Note taking by lawyers, something we, particularly laymen, never really think about, is probably now part of our country’s partisan divide, having come to the forefront thanks to President Trump.  For Trump supporters, a former attorney for the presidency (and, we should be reminded, not the president himself) who took notes while sitting in the Oval Office with the president was, in the president’s phrase, a “bastard” out to get him. For “Never-Trumpers,” such a lawyer—in the person of White House Counsel Donald McGahn—was a dutiful safety net in place to ensure that the president didn’t take a suicidal fall of “obstruction” in directing McGahn, as McGahn recalls it, to outright fire Special Counsel Robert Mueller. Firing Mueller being a bridge too far for McGahn.
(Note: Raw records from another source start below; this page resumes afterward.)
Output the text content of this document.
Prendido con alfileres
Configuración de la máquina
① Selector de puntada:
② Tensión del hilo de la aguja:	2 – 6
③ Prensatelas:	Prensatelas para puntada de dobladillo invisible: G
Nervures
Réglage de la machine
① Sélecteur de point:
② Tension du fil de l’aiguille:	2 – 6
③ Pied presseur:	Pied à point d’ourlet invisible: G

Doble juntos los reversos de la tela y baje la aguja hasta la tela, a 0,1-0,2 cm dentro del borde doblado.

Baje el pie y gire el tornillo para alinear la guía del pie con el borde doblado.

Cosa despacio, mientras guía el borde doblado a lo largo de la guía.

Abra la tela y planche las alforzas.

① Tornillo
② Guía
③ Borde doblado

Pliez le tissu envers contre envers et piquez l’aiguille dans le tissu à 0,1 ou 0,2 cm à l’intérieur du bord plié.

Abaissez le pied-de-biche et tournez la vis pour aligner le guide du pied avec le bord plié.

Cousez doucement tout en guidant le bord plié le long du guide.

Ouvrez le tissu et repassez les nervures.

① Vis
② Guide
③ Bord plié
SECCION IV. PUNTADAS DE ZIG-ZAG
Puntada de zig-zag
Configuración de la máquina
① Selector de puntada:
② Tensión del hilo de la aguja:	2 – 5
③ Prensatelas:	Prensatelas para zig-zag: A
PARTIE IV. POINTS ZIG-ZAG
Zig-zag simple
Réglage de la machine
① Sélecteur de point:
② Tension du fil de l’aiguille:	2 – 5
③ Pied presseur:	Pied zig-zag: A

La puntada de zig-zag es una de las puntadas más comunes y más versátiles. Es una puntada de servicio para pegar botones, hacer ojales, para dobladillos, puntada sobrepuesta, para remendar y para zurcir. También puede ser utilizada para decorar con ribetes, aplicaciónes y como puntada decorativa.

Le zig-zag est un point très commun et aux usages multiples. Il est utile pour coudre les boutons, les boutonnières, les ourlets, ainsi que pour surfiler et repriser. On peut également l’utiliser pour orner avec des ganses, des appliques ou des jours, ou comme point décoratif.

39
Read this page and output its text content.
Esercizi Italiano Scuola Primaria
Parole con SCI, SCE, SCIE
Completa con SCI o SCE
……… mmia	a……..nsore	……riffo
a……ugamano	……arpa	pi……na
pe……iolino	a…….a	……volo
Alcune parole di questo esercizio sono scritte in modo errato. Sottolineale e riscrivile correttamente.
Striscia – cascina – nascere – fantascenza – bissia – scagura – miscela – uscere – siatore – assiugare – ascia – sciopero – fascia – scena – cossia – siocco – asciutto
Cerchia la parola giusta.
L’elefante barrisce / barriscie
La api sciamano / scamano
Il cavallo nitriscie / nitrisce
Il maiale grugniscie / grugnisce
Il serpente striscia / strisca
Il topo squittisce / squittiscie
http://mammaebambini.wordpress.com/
The president, of course, never keeps his thoughts to himself.  So watching McGahn “create a record” (as Mueller describes it), which McGahn told Trump was “a good thing” and what “real lawyers” do, Trump couldn’t resist calling McGahn out to his face. After all, he obviously saw McGahn as engaged in “self-protection,” should McGahn be called upon by some investigator (as was later the case with Mueller) to defend his own conduct. Unsurprisingly, in response, Trump invoked his paradigm for what a good lawyer should be—Roy Cohn. “I’ve had a lot of great lawyers, like Roy Cohn. He did not take notes.” (Mueller Report, Vol. II, p. 117).